Politica
• 30/04/2026 21:14 • 16 visualizações
• Por Lauro Pogozelski
Ne muma surpresa para que acompanha politica diariamente.
E para ZERO surpresa para quem acompnha o desenrolar político diário, não se surprendeu com a derrubada do veto do governo Lula na questão do mal falado PL da dosimetria. O Congresso Nacional derrubou hoje (30/04/2026) o veto do presidente Lula ao PL da Dosimetria (PL 2.162/23), mudando a forma de cálculo das penas em crimes contra a democracia. A medida pode reduzir condenações de envolvidos nos atos de 8 de janeiro e beneficiar figuras como Jair Bolsonaro e aliados.
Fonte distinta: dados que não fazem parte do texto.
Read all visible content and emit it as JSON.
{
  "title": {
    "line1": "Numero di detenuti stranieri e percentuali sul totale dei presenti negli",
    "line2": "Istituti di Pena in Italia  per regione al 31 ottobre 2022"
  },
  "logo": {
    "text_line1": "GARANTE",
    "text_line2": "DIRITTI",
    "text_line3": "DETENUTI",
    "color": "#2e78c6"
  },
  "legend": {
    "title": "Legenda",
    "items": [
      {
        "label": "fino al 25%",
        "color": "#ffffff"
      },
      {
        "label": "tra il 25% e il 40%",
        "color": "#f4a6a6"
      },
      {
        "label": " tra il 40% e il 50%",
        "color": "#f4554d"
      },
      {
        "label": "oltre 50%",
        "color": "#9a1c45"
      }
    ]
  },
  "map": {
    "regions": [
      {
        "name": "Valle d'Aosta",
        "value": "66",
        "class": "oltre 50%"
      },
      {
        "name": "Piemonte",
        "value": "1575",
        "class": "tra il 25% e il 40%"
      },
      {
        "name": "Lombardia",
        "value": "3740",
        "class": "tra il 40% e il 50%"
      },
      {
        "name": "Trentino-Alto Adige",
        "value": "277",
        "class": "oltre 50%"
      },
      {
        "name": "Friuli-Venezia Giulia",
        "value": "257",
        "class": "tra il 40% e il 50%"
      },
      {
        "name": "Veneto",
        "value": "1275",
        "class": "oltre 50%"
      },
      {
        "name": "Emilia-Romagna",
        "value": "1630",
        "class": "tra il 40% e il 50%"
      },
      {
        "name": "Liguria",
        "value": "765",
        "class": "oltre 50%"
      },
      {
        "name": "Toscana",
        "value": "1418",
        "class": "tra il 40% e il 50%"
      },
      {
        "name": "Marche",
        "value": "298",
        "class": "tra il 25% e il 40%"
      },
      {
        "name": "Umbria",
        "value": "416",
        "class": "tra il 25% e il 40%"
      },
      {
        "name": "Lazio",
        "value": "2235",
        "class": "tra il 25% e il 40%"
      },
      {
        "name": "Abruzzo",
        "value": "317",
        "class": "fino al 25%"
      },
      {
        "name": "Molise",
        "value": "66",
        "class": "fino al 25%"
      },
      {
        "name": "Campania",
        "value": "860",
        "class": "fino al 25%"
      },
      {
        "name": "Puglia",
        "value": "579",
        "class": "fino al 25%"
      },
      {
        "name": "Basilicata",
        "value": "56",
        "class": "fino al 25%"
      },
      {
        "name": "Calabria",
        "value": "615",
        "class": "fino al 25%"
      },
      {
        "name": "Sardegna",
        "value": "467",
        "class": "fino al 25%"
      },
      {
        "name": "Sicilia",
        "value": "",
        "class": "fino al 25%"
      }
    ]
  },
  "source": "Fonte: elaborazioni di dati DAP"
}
O governo ainda pode recorrer ao STF, que poderá analisar a constitucionalidade via ADI ou ADPF.
O que realmente vai mudar com o PL da Dosimetria valendo.
Cálculo das penas: antes, somavam-se as penas de crimes cometidos no mesmo contexto (concurso material). Agora, aplica-se apenas a pena do crime mais grave, com acréscimo de 1/6 até metade (concurso formal).
Redução de penas coletivas: crimes cometidos em meio a multidão podem ter redução de até 2/3 da pena, desde que o condenado não seja líder, organizador ou financiador.
Progressão de regime: regra geral passa a ser após cumprimento de 1/6 da pena, mas crimes hediondos, feminicídio, milícia e liderança criminosa continuam com exigências mais altas
Quem ganha com isso?
Condenados pelos atos golpistas de 8 de janeiro de 2023.
O texto pode beneficiar Jair Bolsonaro e militares envolvidos na tentativa de golpe, já que suas penas foram calculadas pela soma dos crimes.
Outros réus que participaram de manifestações coletivas sem liderança direta também podem ter redução.
O governo vai recorrer?
Não tenho dúvidas. O governo pode questionar a constitucionalidade no Supremo Tribunal Federal (STF).
Instrumentos possíveis:
ADI (Ação Direta de Inconstitucionalidade) – questiona se a lei viola a Constituição.
ADPF (Arguição de Descumprimento de Preceito Fundamental) – usada quando há violação de princípios fundamentais.
Acontece que o STF já havia entendido que os crimes de golpe de Estado e abolição violenta do Estado Democrático podem ser somados. O novo PL contraria esse entendimento, abrindo espaço para contestação.
Riscos e debates.
Críticos: afirmam que a lei representa retrocesso democrático e pode estimular novas tentativas de golpe, reduzindo a punição.
Defensores: dizem que corrige excessos nas condenações e busca “harmonia política”. Oque não é verdade!
STF: pode suspender a aplicação da lei até julgamento final, caso considere inconstitucional.